Cerro de San Cristóbal
El paraje tan emblemático como abandonad a su suerte (mala) por el ayuntamiento, fue lugar de romerías, viacrucis, rosarios matutinos, castillos de fuegos artificiales… y coso taurino
Acomienzos de enero me despedía por un tiempo de los lectores de Diario de Almería ya que el Instituto de Estudios Almerienses me había encargado la elaboración de una Guía de su mimada colección "Territorio, Historia y Arte", en este caso la nº 11, dedicada a los Toros. Concluida y presentada el pasado martes -previo a la conmemoración del 125º aniversario del capitalino coso de la avenida de Vílches-, me incorporo de nuevo a sus páginas. El coincidir la finalización del semestre sabático con el inicio de la Feria hace que este sea en el cuadernillo que durante la semana edita esta casa, al que al parecer, y con carácter vitalicio, estoy abonado.
Más allá del discurso maniqueo y sesgado de toros sí, toros no, el contenido de las colaboraciones feriales girará alrededor de aspectos curiosos y escasamente aireados de la Tauromaquia en relación con la Almería en fiestas.
Y para abrir boca nada mejor que ascender al cerro de San Cristóbal. Tan "atractivo" en la actualidad que hasta en dos ocasiones se incluye en el conjunto de las diez visitas guiadas previstas en el programa oficial como atracciones destacadas. ¿Tiene o no tiene imaginación el concejal responsable? ¿Es no es para que la BBC inglesa o la CBN americana vengan a grabar un documental sobre la trascendencia de la Feria almeriense y difundirla en el mercado televisivo internacional? Y por si alguien dudaba de su capacidad organizativa y sentido del ahorro, nada de gravamen al erario capitalino, al contrario: cobrando en euros al asistente. Lo que no aclara el programa (lo preguntaré en la oficina de Turismo) es si la inscripción conlleva la necesaria mascarilla antigases. Lo digo por la pestilencia que desprende toda la zona. Por el (mal) olor a la mierda acumulada de años en los alrededores del "santo" sin que al equipo de gobierno municipal se le caiga la de vergüenza la cara.

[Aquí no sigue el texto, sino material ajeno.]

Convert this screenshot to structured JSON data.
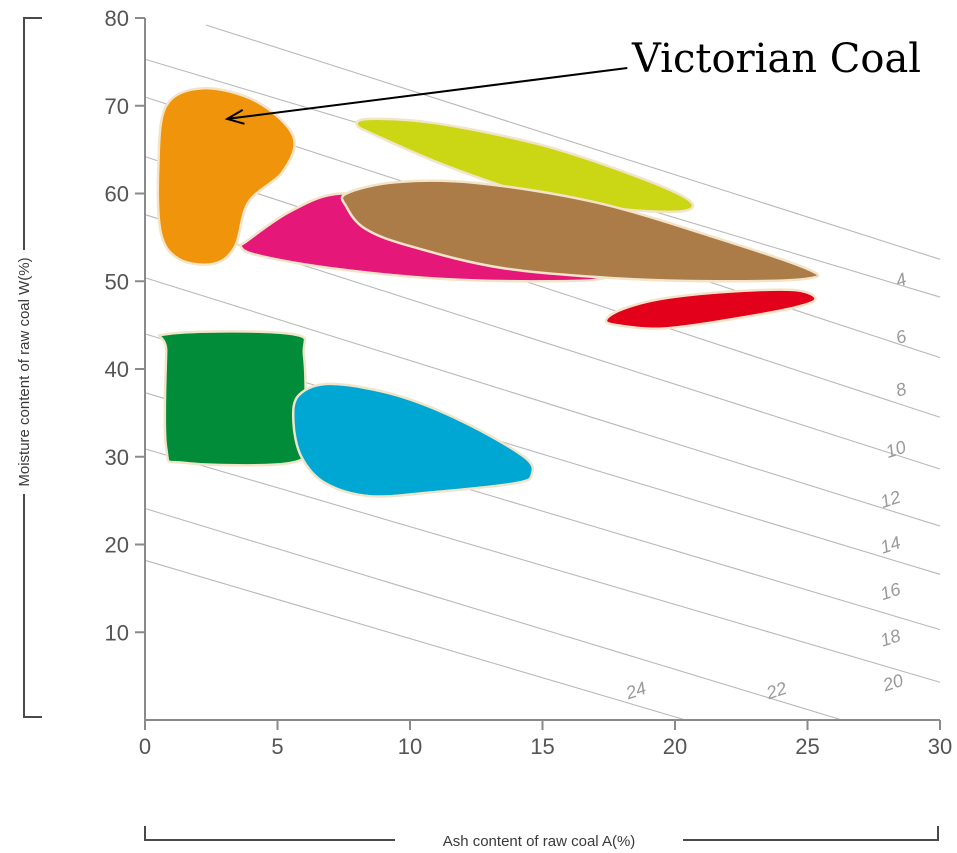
{
  "chart_data": {
    "type": "area",
    "title": "",
    "xlabel": "Ash content of raw coal A(%)",
    "ylabel": "Moisture content of raw coal W(%)",
    "xlim": [
      0,
      30
    ],
    "ylim": [
      0,
      80
    ],
    "x_ticks": [
      "0",
      "5",
      "10",
      "15",
      "20",
      "25",
      "30"
    ],
    "y_ticks": [
      "10",
      "20",
      "30",
      "40",
      "50",
      "60",
      "70",
      "80"
    ],
    "grid": false,
    "contour_lines": [
      {
        "label": "4",
        "from": [
          2.3,
          79.2
        ],
        "to": [
          30,
          52.5
        ]
      },
      {
        "label": "6",
        "from": [
          0,
          75.3
        ],
        "to": [
          30,
          48.2
        ]
      },
      {
        "label": "8",
        "from": [
          0,
          71.0
        ],
        "to": [
          30,
          41.3
        ]
      },
      {
        "label": "10",
        "from": [
          0,
          64.2
        ],
        "to": [
          30,
          34.5
        ]
      },
      {
        "label": "12",
        "from": [
          0,
          57.6
        ],
        "to": [
          30,
          28.6
        ]
      },
      {
        "label": "14",
        "from": [
          0,
          50.4
        ],
        "to": [
          30,
          22.1
        ]
      },
      {
        "label": "16",
        "from": [
          0,
          44.0
        ],
        "to": [
          30,
          16.6
        ]
      },
      {
        "label": "18",
        "from": [
          0,
          37.3
        ],
        "to": [
          30,
          10.3
        ]
      },
      {
        "label": "20",
        "from": [
          0,
          30.9
        ],
        "to": [
          30,
          4.3
        ]
      },
      {
        "label": "22",
        "from": [
          0,
          24.1
        ],
        "to": [
          26.3,
          0
        ]
      },
      {
        "label": "24",
        "from": [
          0,
          18.2
        ],
        "to": [
          20.4,
          0
        ]
      }
    ],
    "contour_label_positions": [
      {
        "label": "4",
        "x": 28.6,
        "y": 49.5
      },
      {
        "label": "6",
        "x": 28.6,
        "y": 43.0
      },
      {
        "label": "8",
        "x": 28.6,
        "y": 37.0
      },
      {
        "label": "10",
        "x": 28.4,
        "y": 30.2
      },
      {
        "label": "12",
        "x": 28.2,
        "y": 24.5
      },
      {
        "label": "14",
        "x": 28.2,
        "y": 19.3
      },
      {
        "label": "16",
        "x": 28.2,
        "y": 14.0
      },
      {
        "label": "18",
        "x": 28.2,
        "y": 8.7
      },
      {
        "label": "20",
        "x": 28.3,
        "y": 3.6
      },
      {
        "label": "22",
        "x": 23.9,
        "y": 2.7
      },
      {
        "label": "24",
        "x": 18.6,
        "y": 2.7
      }
    ],
    "regions": [
      {
        "color": "#f0940b",
        "points": [
          [
            0.8,
            70
          ],
          [
            2.2,
            72
          ],
          [
            4.2,
            70.5
          ],
          [
            5.6,
            66.5
          ],
          [
            5.2,
            62.5
          ],
          [
            3.9,
            59
          ],
          [
            3.4,
            54
          ],
          [
            2.6,
            52
          ],
          [
            1.3,
            52.5
          ],
          [
            0.6,
            55.5
          ],
          [
            0.5,
            63
          ]
        ]
      },
      {
        "color": "#cbd614",
        "points": [
          [
            8.5,
            68.5
          ],
          [
            11,
            68
          ],
          [
            15,
            65.5
          ],
          [
            18.5,
            62
          ],
          [
            20.5,
            59.3
          ],
          [
            20.3,
            58
          ],
          [
            18,
            58.2
          ],
          [
            15,
            59.5
          ],
          [
            11.5,
            63
          ],
          [
            8.8,
            66.5
          ],
          [
            8,
            67.8
          ]
        ]
      },
      {
        "color": "#e5187a",
        "points": [
          [
            3.8,
            54.5
          ],
          [
            5.5,
            58
          ],
          [
            7.4,
            60
          ],
          [
            10.5,
            59
          ],
          [
            16,
            56
          ],
          [
            17.5,
            52.5
          ],
          [
            17.4,
            50.4
          ],
          [
            15,
            50
          ],
          [
            11,
            50.3
          ],
          [
            7,
            51.5
          ],
          [
            4.2,
            53
          ],
          [
            3.6,
            54
          ]
        ]
      },
      {
        "color": "#ab7c47",
        "points": [
          [
            7.6,
            60
          ],
          [
            9.5,
            61.3
          ],
          [
            12.5,
            61.2
          ],
          [
            17,
            59
          ],
          [
            21.5,
            55
          ],
          [
            25,
            51.4
          ],
          [
            25,
            50.3
          ],
          [
            22,
            50
          ],
          [
            18,
            50.3
          ],
          [
            13.5,
            51.5
          ],
          [
            10,
            54
          ],
          [
            8.3,
            56
          ],
          [
            7.6,
            58.5
          ]
        ]
      },
      {
        "color": "#e2001a",
        "points": [
          [
            17.8,
            45
          ],
          [
            19.5,
            44.6
          ],
          [
            22,
            45.6
          ],
          [
            24.5,
            47
          ],
          [
            25.3,
            48
          ],
          [
            24.5,
            49
          ],
          [
            22,
            48.8
          ],
          [
            19.5,
            48
          ],
          [
            18,
            46.8
          ],
          [
            17.4,
            45.6
          ]
        ]
      },
      {
        "color": "#008c39",
        "points": [
          [
            0.9,
            44
          ],
          [
            5.5,
            44
          ],
          [
            6,
            41.5
          ],
          [
            6,
            32
          ],
          [
            5.5,
            29.3
          ],
          [
            1.5,
            29.3
          ],
          [
            0.8,
            31
          ],
          [
            0.8,
            42
          ]
        ]
      },
      {
        "color": "#00a7d2",
        "points": [
          [
            5.8,
            37
          ],
          [
            7,
            38.3
          ],
          [
            9.5,
            37
          ],
          [
            12,
            34
          ],
          [
            14.3,
            30
          ],
          [
            14.6,
            28
          ],
          [
            14,
            27
          ],
          [
            11,
            26
          ],
          [
            8.5,
            25.5
          ],
          [
            6.8,
            27
          ],
          [
            5.9,
            30
          ],
          [
            5.6,
            34
          ]
        ]
      }
    ]
  },
  "annotation": {
    "text": "Victorian Coal",
    "arrow_tip": [
      3.1,
      68.5
    ],
    "arrow_tail": [
      18.2,
      74.3
    ]
  }
}
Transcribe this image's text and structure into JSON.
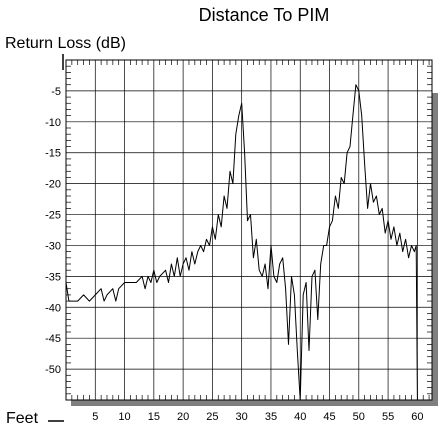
{
  "chart_data": {
    "type": "line",
    "title": "Distance To PIM",
    "ylabel": "Return Loss (dB)",
    "xlabel": "Feet",
    "xlim": [
      0,
      62.5
    ],
    "ylim": [
      -55,
      0
    ],
    "x_ticks": [
      5,
      10,
      15,
      20,
      25,
      30,
      35,
      40,
      45,
      50,
      55,
      60
    ],
    "y_ticks": [
      -5,
      -10,
      -15,
      -20,
      -25,
      -30,
      -35,
      -40,
      -45,
      -50
    ],
    "grid": true,
    "colors": {
      "line": "#000000",
      "grid": "#000000",
      "frame_shadow": "#7f7f7f"
    },
    "series": [
      {
        "x": [
          0,
          0.5,
          1,
          2,
          3,
          4,
          5,
          6,
          6.5,
          7,
          8,
          8.5,
          9,
          10,
          11,
          12,
          13,
          13.5,
          14,
          14.5,
          15,
          15.5,
          16,
          17,
          17.5,
          18,
          18.5,
          19,
          19.5,
          20,
          20.5,
          21,
          21.5,
          22,
          22.5,
          23,
          23.5,
          24,
          24.5,
          25,
          25.5,
          26,
          26.5,
          27,
          27.5,
          28,
          28.5,
          29,
          29.5,
          30,
          30.5,
          31,
          31.5,
          32,
          32.5,
          33,
          33.5,
          34,
          34.5,
          35,
          35.5,
          36,
          36.5,
          37,
          37.5,
          38,
          38.5,
          39,
          39.5,
          40,
          40.5,
          41,
          41.5,
          42,
          42.5,
          43,
          43.5,
          44,
          44.5,
          45,
          45.5,
          46,
          46.5,
          47,
          47.5,
          48,
          48.5,
          49,
          49.5,
          50,
          50.5,
          51,
          51.5,
          52,
          52.5,
          53,
          53.5,
          54,
          54.5,
          55,
          55.5,
          56,
          56.5,
          57,
          57.5,
          58,
          58.5,
          59,
          59.5,
          59.8,
          60
        ],
        "y": [
          -36,
          -39,
          -39,
          -39,
          -38,
          -39,
          -38,
          -37,
          -39,
          -38,
          -37,
          -39,
          -37,
          -36,
          -36,
          -36,
          -35,
          -37,
          -35,
          -36,
          -34,
          -36,
          -35,
          -34,
          -36,
          -33,
          -35,
          -32,
          -35,
          -33,
          -32,
          -34,
          -31,
          -33,
          -31,
          -30,
          -31,
          -29,
          -30,
          -27,
          -29,
          -25,
          -27,
          -22,
          -24,
          -18,
          -20,
          -12,
          -9,
          -7,
          -15,
          -26,
          -25,
          -32,
          -29,
          -34,
          -35,
          -33,
          -37,
          -30,
          -35,
          -36,
          -33,
          -32,
          -37,
          -46,
          -35,
          -38,
          -47,
          -55,
          -38,
          -36,
          -47,
          -35,
          -34,
          -42,
          -33,
          -30,
          -30,
          -27,
          -26,
          -22,
          -24,
          -19,
          -20,
          -15,
          -14,
          -9,
          -4,
          -5,
          -9,
          -17,
          -24,
          -20,
          -23,
          -22,
          -25,
          -24,
          -28,
          -26,
          -29,
          -27,
          -30,
          -28,
          -31,
          -29,
          -32,
          -30,
          -31,
          -30,
          -55
        ]
      }
    ]
  }
}
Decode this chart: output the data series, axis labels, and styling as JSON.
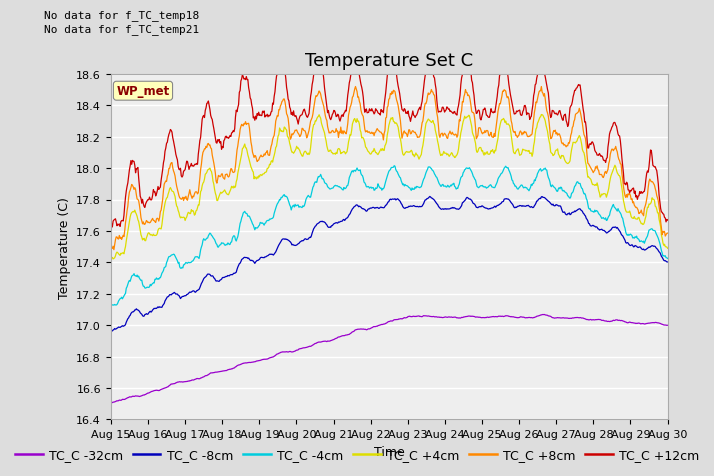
{
  "title": "Temperature Set C",
  "xlabel": "Time",
  "ylabel": "Temperature (C)",
  "ylim": [
    16.4,
    18.6
  ],
  "note_lines": [
    "No data for f_TC_temp18",
    "No data for f_TC_temp21"
  ],
  "legend_label": "WP_met",
  "tick_labels": [
    "Aug 15",
    "Aug 16",
    "Aug 17",
    "Aug 18",
    "Aug 19",
    "Aug 20",
    "Aug 21",
    "Aug 22",
    "Aug 23",
    "Aug 24",
    "Aug 25",
    "Aug 26",
    "Aug 27",
    "Aug 28",
    "Aug 29",
    "Aug 30"
  ],
  "series": {
    "TC_C -32cm": {
      "color": "#9900cc"
    },
    "TC_C -8cm": {
      "color": "#0000bb"
    },
    "TC_C -4cm": {
      "color": "#00ccdd"
    },
    "TC_C +4cm": {
      "color": "#dddd00"
    },
    "TC_C +8cm": {
      "color": "#ff8800"
    },
    "TC_C +12cm": {
      "color": "#cc0000"
    }
  },
  "background_color": "#dddddd",
  "plot_background": "#eeeeee",
  "grid_color": "#ffffff",
  "title_fontsize": 13,
  "axis_fontsize": 9,
  "tick_fontsize": 8,
  "legend_fontsize": 9
}
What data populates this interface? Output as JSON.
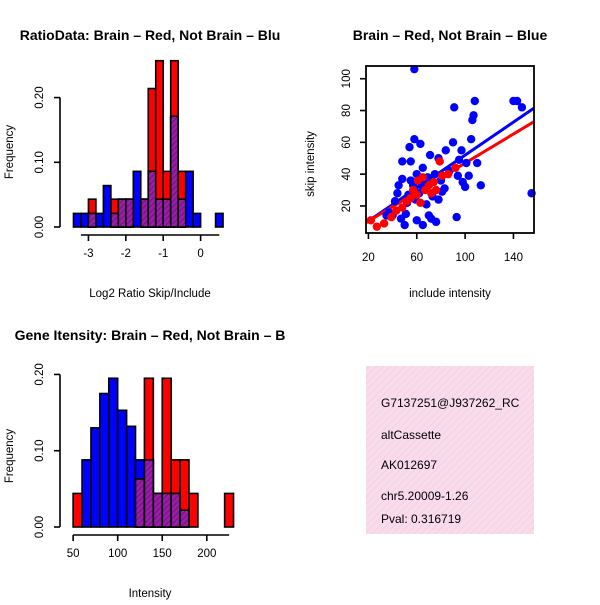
{
  "chart_data": [
    {
      "type": "histogram",
      "title": "RatioData: Brain – Red, Not Brain – Blu",
      "xlabel": "Log2 Ratio Skip/Include",
      "ylabel": "Frequency",
      "xticks": [
        "-3",
        "-2",
        "-1",
        "0"
      ],
      "xtick_values": [
        -3,
        -2,
        -1,
        0
      ],
      "yticks": [
        "0.00",
        "0.10",
        "0.20"
      ],
      "ytick_values": [
        0,
        0.1,
        0.2
      ],
      "xlim": [
        -3.6,
        1.0
      ],
      "ylim": [
        0,
        0.255
      ],
      "bin_width": 0.2,
      "series": [
        {
          "name": "Not Brain",
          "color": "#0000ff",
          "x_left": [
            -3.4,
            -3.2,
            -3.0,
            -2.8,
            -2.6,
            -2.4,
            -2.2,
            -2.0,
            -1.8,
            -1.6,
            -1.4,
            -1.2,
            -1.0,
            -0.8,
            -0.6,
            -0.4,
            -0.2,
            0.0,
            0.2,
            0.4,
            0.6
          ],
          "values": [
            0.021,
            0.021,
            0.021,
            0.021,
            0.064,
            0.021,
            0.043,
            0.043,
            0.086,
            0.043,
            0.086,
            0.043,
            0.043,
            0.171,
            0.043,
            0.086,
            0.021,
            0.0,
            0.0,
            0.021,
            0.0
          ]
        },
        {
          "name": "Brain",
          "color": "#ff0000",
          "x_left": [
            -3.0,
            -2.4,
            -2.2,
            -2.0,
            -1.6,
            -1.4,
            -1.2,
            -1.0,
            -0.8,
            -0.6
          ],
          "values": [
            0.043,
            0.043,
            0.043,
            0.043,
            0.043,
            0.214,
            0.257,
            0.086,
            0.257,
            0.086
          ]
        }
      ]
    },
    {
      "type": "scatter",
      "title": "Brain – Red, Not Brain – Blue",
      "xlabel": "include intensity",
      "ylabel": "skip intensity",
      "xticks": [
        "20",
        "60",
        "100",
        "140"
      ],
      "xtick_values": [
        20,
        60,
        100,
        140
      ],
      "yticks": [
        "20",
        "40",
        "60",
        "80",
        "100"
      ],
      "ytick_values": [
        20,
        40,
        60,
        80,
        100
      ],
      "xlim": [
        18,
        157
      ],
      "ylim": [
        3,
        108
      ],
      "series": [
        {
          "name": "Not Brain",
          "color": "#0000ff",
          "points": [
            [
              35,
              14
            ],
            [
              37,
              16
            ],
            [
              40,
              14
            ],
            [
              42,
              23
            ],
            [
              44,
              28
            ],
            [
              45,
              33
            ],
            [
              47,
              12
            ],
            [
              48,
              48
            ],
            [
              48,
              37
            ],
            [
              50,
              8
            ],
            [
              51,
              15
            ],
            [
              52,
              22
            ],
            [
              53,
              27
            ],
            [
              54,
              57
            ],
            [
              55,
              48
            ],
            [
              55,
              36
            ],
            [
              57,
              33
            ],
            [
              58,
              106
            ],
            [
              58,
              62
            ],
            [
              59,
              24
            ],
            [
              60,
              11
            ],
            [
              60,
              40
            ],
            [
              62,
              28
            ],
            [
              63,
              59
            ],
            [
              64,
              33
            ],
            [
              65,
              8
            ],
            [
              65,
              44
            ],
            [
              67,
              37
            ],
            [
              68,
              21
            ],
            [
              69,
              38
            ],
            [
              70,
              14
            ],
            [
              71,
              52
            ],
            [
              72,
              12
            ],
            [
              73,
              26
            ],
            [
              75,
              40
            ],
            [
              76,
              10
            ],
            [
              78,
              50
            ],
            [
              78,
              24
            ],
            [
              80,
              36
            ],
            [
              81,
              29
            ],
            [
              83,
              31
            ],
            [
              84,
              55
            ],
            [
              87,
              42
            ],
            [
              90,
              60
            ],
            [
              91,
              82
            ],
            [
              93,
              13
            ],
            [
              94,
              39
            ],
            [
              95,
              49
            ],
            [
              97,
              55
            ],
            [
              98,
              35
            ],
            [
              100,
              32
            ],
            [
              101,
              47
            ],
            [
              103,
              39
            ],
            [
              105,
              62
            ],
            [
              106,
              74
            ],
            [
              107,
              77
            ],
            [
              108,
              86
            ],
            [
              110,
              47
            ],
            [
              113,
              33
            ],
            [
              140,
              86
            ],
            [
              143,
              86
            ],
            [
              147,
              82
            ],
            [
              155,
              28
            ]
          ]
        },
        {
          "name": "Brain",
          "color": "#ff0000",
          "points": [
            [
              22,
              11
            ],
            [
              27,
              7
            ],
            [
              33,
              9
            ],
            [
              39,
              13
            ],
            [
              43,
              17
            ],
            [
              48,
              19
            ],
            [
              52,
              23
            ],
            [
              55,
              25
            ],
            [
              57,
              30
            ],
            [
              60,
              27
            ],
            [
              61,
              36
            ],
            [
              63,
              22
            ],
            [
              65,
              38
            ],
            [
              67,
              30
            ],
            [
              70,
              33
            ],
            [
              72,
              28
            ],
            [
              74,
              35
            ],
            [
              76,
              30
            ],
            [
              79,
              48
            ],
            [
              81,
              39
            ],
            [
              86,
              40
            ],
            [
              92,
              44
            ]
          ]
        }
      ],
      "fit_lines": [
        {
          "name": "Not Brain fit",
          "color": "#0000ff",
          "x": [
            18,
            157
          ],
          "y": [
            9.5,
            81.5
          ]
        },
        {
          "name": "Brain fit",
          "color": "#ff0000",
          "x": [
            18,
            157
          ],
          "y": [
            9.5,
            73.0
          ]
        }
      ]
    },
    {
      "type": "histogram",
      "title": "Gene Itensity: Brain – Red, Not Brain – B",
      "xlabel": "Intensity",
      "ylabel": "Frequency",
      "xticks": [
        "50",
        "100",
        "150",
        "200"
      ],
      "xtick_values": [
        50,
        100,
        150,
        200
      ],
      "yticks": [
        "0.00",
        "0.10",
        "0.20"
      ],
      "ytick_values": [
        0,
        0.1,
        0.2
      ],
      "xlim": [
        42,
        235
      ],
      "ylim": [
        0,
        0.215
      ],
      "bin_width": 10,
      "series": [
        {
          "name": "Not Brain",
          "color": "#0000ff",
          "x_left": [
            50,
            60,
            70,
            80,
            90,
            100,
            110,
            120,
            130,
            140,
            150,
            160,
            170
          ],
          "values": [
            0.0,
            0.088,
            0.13,
            0.175,
            0.195,
            0.153,
            0.132,
            0.088,
            0.088,
            0.044,
            0.044,
            0.044,
            0.022
          ]
        },
        {
          "name": "Brain",
          "color": "#ff0000",
          "x_left": [
            50,
            120,
            130,
            140,
            150,
            160,
            170,
            180,
            220
          ],
          "values": [
            0.044,
            0.063,
            0.195,
            0.044,
            0.195,
            0.088,
            0.088,
            0.044,
            0.044
          ]
        }
      ]
    }
  ],
  "info_box": {
    "id": "G7137251@J937262_RC",
    "event_type": "altCassette",
    "accession": "AK012697",
    "locus": "chr5.20009-1.26",
    "pval": "Pval: 0.316719",
    "bg_color": "#f8dceb",
    "pval_color": "#b00000"
  }
}
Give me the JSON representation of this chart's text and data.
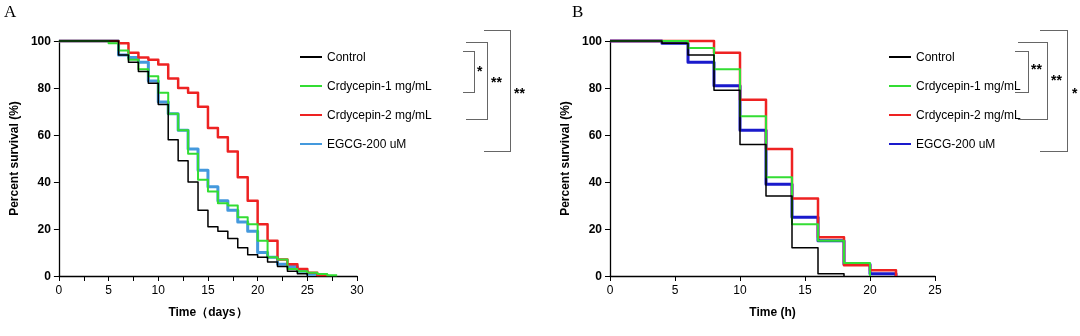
{
  "chart_data": [
    {
      "type": "step",
      "title": "A",
      "xlabel": "Time（days）",
      "ylabel": "Percent survival (%)",
      "xlim": [
        0,
        30
      ],
      "xticks": [
        0,
        {
          "value": 2.5,
          "label": null
        },
        5,
        {
          "value": 7.5,
          "label": null
        },
        10,
        {
          "value": 12.5,
          "label": null
        },
        15,
        {
          "value": 17.5,
          "label": null
        },
        20,
        {
          "value": 22.5,
          "label": null
        },
        25,
        {
          "value": 27.5,
          "label": null
        },
        30
      ],
      "ylim": [
        0,
        100
      ],
      "yticks": [
        0,
        20,
        40,
        60,
        80,
        100
      ],
      "legend": "right",
      "annotations": [
        "*",
        "**",
        "**"
      ],
      "series": [
        {
          "name": "Control",
          "color": "#000000",
          "x": [
            0,
            6,
            7,
            8,
            9,
            10,
            11,
            12,
            13,
            14,
            15,
            16,
            17,
            18,
            19,
            20,
            21,
            22,
            23,
            24,
            25
          ],
          "values": [
            100,
            94,
            91,
            87,
            82,
            73,
            58,
            49,
            40,
            28,
            21,
            19,
            16,
            12,
            9,
            8,
            6,
            4,
            2,
            1,
            0
          ]
        },
        {
          "name": "Crdycepin-1 mg/mL",
          "color": "#33dd33",
          "x": [
            0,
            5,
            6,
            7,
            8,
            9,
            10,
            11,
            12,
            13,
            14,
            15,
            16,
            17,
            18,
            19,
            20,
            21,
            22,
            23,
            24,
            25,
            26,
            27,
            28
          ],
          "values": [
            100,
            99,
            96,
            92,
            88,
            85,
            78,
            69,
            62,
            52,
            41,
            36,
            31,
            30,
            25,
            22,
            15,
            8,
            7,
            3,
            2,
            1.4,
            0.9,
            0.3,
            0
          ]
        },
        {
          "name": "Crdycepin-2 mg/mL",
          "color": "#ee2222",
          "x": [
            0,
            6,
            7,
            8,
            9,
            10,
            11,
            12,
            13,
            14,
            15,
            16,
            17,
            18,
            19,
            20,
            21,
            22,
            23,
            24,
            25,
            26,
            27
          ],
          "values": [
            100,
            99,
            95,
            93,
            92,
            90,
            84,
            80,
            78,
            72,
            63,
            59,
            53,
            42,
            32,
            22,
            15,
            7,
            5,
            3,
            1.4,
            0.4,
            0
          ]
        },
        {
          "name": "EGCG-200 uM",
          "color": "#4499dd",
          "x": [
            0,
            6,
            7,
            8,
            9,
            10,
            11,
            12,
            13,
            14,
            15,
            16,
            17,
            18,
            19,
            20,
            21,
            22,
            23,
            24,
            25,
            26
          ],
          "values": [
            100,
            94,
            93,
            91,
            83,
            74,
            69,
            62,
            54,
            45,
            38,
            32,
            28,
            23,
            19,
            10,
            8,
            5,
            4,
            2,
            0.7,
            0
          ]
        }
      ]
    },
    {
      "type": "step",
      "title": "B",
      "xlabel": "Time (h)",
      "ylabel": "Percent survival (%)",
      "xlim": [
        0,
        25
      ],
      "xticks": [
        0,
        5,
        10,
        15,
        20,
        25
      ],
      "ylim": [
        0,
        100
      ],
      "yticks": [
        0,
        20,
        40,
        60,
        80,
        100
      ],
      "legend": "right",
      "annotations": [
        "**",
        "**",
        "*"
      ],
      "series": [
        {
          "name": "Control",
          "color": "#000000",
          "x": [
            0,
            4,
            6,
            8,
            10,
            12,
            14,
            16,
            18
          ],
          "values": [
            100,
            99,
            94,
            79,
            56,
            34,
            12,
            1,
            0
          ]
        },
        {
          "name": "Crdycepin-1 mg/mL",
          "color": "#33dd33",
          "x": [
            0,
            6,
            8,
            10,
            12,
            14,
            16,
            18,
            20
          ],
          "values": [
            100,
            97,
            88,
            68,
            42,
            22,
            15,
            5.5,
            0
          ]
        },
        {
          "name": "Crdycepin-2 mg/mL",
          "color": "#ee2222",
          "x": [
            0,
            8,
            10,
            12,
            14,
            16,
            18,
            20,
            22
          ],
          "values": [
            100,
            95,
            75,
            54,
            33,
            16.5,
            4.6,
            2.5,
            0
          ]
        },
        {
          "name": "EGCG-200 uM",
          "color": "#1a1acc",
          "x": [
            0,
            4,
            6,
            8,
            10,
            12,
            14,
            16,
            18,
            20,
            22
          ],
          "values": [
            100,
            99,
            91,
            81,
            62,
            39,
            25,
            15,
            5,
            1,
            0
          ]
        }
      ]
    }
  ]
}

Y es que, apreciados lectores, no hay derecho a que la más bella atalaya (ya sin ironía) de la ciudad, desde donde se contempla las más espectacular panorámica de la bahía, de Cabo de Gata a Roquetas, esté abandonado a su (mala) suerte, comido de suciedad y sin que de una vez por todas la adecenten. Y no solo por los visitantes nativos o foráneos, que también, sino por los vecinos que en el barrio viven, tan dignos como los censados en Puerta de Purchena, pongamos por caso
En nuestra infancia y adolescencia acogía la quema de fuegos artificiales que luego se llevaron al cauce de la Rambla y últimamente al Paseo Marítimo. Era una Almería más amable y cómoda, menos fea y arisca. Con un presupuesto menor pero unos munícipes al frente del ayuntamiento con mayor compromiso por hacerla habitable a propios y extraños. Y ello a pesar de vivir en un régimen dictatorial que negaba las más elementales libertades democráticas.
Paraje de vía crucis, romerías y rosarios matutinos, sin el Sagrado Corazón y con una ermita centenaria habitada en el ocaso del siglo XIX por un ermitaño cuando menos peculiar. Miguel Rull se llamaba el hombre, quien debió morir con la pena de no alcanzar la alternativa. En la festividad San Cristóbal de 1876 fue el responsable de quemar el "castillo" y un lustro después el encargado de lidiar un novillo en la plazoleta -eso creíamos- al concluir la novena a la advocación titular.
Así se anunció, pero nuestro gozo en un pozo. Ocurrió que el bueno de Miguel Rull -a quien un acceso de misticismo, o la necesidad de ganarse el jornal con las limosnas de fieles devotos- cambió el oficio de pirotécnico por el de guardián del pequeño santuario, sin renunciar a su afición taurómaca ni a la pólvora de carretillas y cohetes. Al final ni becerro, ni banderillas, ni ná de ná: se trataba de un "toro que vomitaba fuego" -ensamblado en un carretón tirado por los mozos más brutos- al que tan proclives eran nuestros antepasados.